C’est ce qu’a déclaré l’ancien président lors de son intervention dans une audience organisée par le pouvoir judiciaire péruvien pour analyser l’appel contre les 18 mois de détention provisoire imposés à M. Castillo, comme le rapporte RPP.
«Je n’ai jamais commis le crime de rébellion car je n’ai jamais pris les armes, ni dit aux autres de le faire. Je dois dire que celui qui a pris les armes est ce gouvernement tyrannique qui a tué mes 28 frères et sœurs péruviens à Andahuaylas, Ayacucho et dans d’autres endroits», a déclaré l’ancien président, énumérant 20 personnes disparues et plus de 200 blessés.
M. Castillo s’est défendu en affirmant qu’il n’avait pas commis le crime de conspiration, accusant «ceux qui, depuis le Congrès et d’autres institutions», avaient manigancé la chute de son gouvernement par le biais de «demandes successives de vacance présidentielle et d’autres ruses».

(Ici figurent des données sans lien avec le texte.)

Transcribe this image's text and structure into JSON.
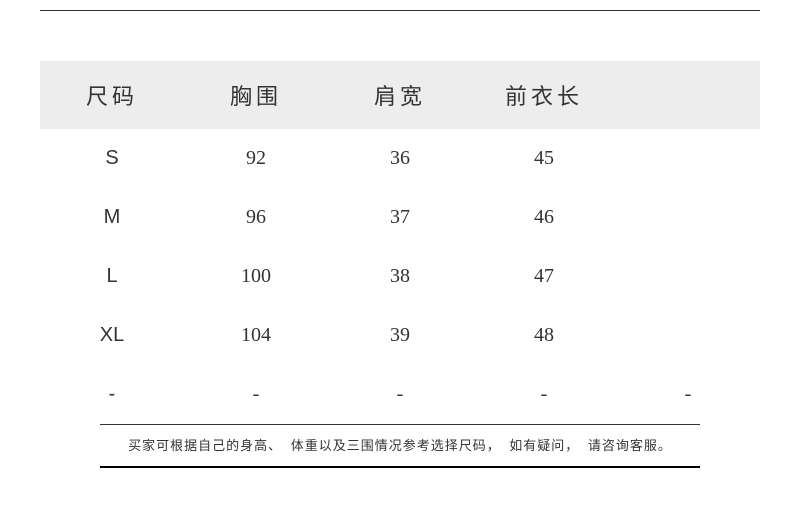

«Si ma famille a dû quitter le pays et se réfugier, c’est parce qu’au Pérou, elle était en danger, non seulement sa liberté, mais aussi son intégrité et sa propre vie. Cependant, je resterai ici pour faire face à n’importe quel procès car j’ai la vérité de mon côté», a répété M. Castillo lors de son discours.
Parallèlement, il a dénoncé le fait que jusqu’à présent – depuis son arrestation le 7 décembre – il était détenu au secret, sans accès à un téléphone pour contacter sa famille.
C’est pourquoi il a demandé aux juges suprêmes de réfléchir à «la manière dont cette injuste détention préventive qui m’a été imposée n’a fait que polariser notre pays, qui a besoin d’être réconcilié sur la base de la justice».
«Tout ce qui a été fait contre moi fait partie d’une vendetta politique, orchestrée pour avoir heurté les intérêts de groupes de pouvoir économiques et médiatiques. Je demande donc que la haine cesse et que je sois libéré comme c’est mon juste droit», a ajouté l’ancien président.
Le placement en détention provisoire ordonné par la justice péruvienne – et proposé par le bureau du procureur général – intervient après que M. Castillo a annoncé la dissolution du Congrès et la mise en place d’un gouvernement d’urgence le 7 décembre, après quoi il a été démis de ses fonctions par le Congrès, puis arrêté par les forces de sécurité péruviennes.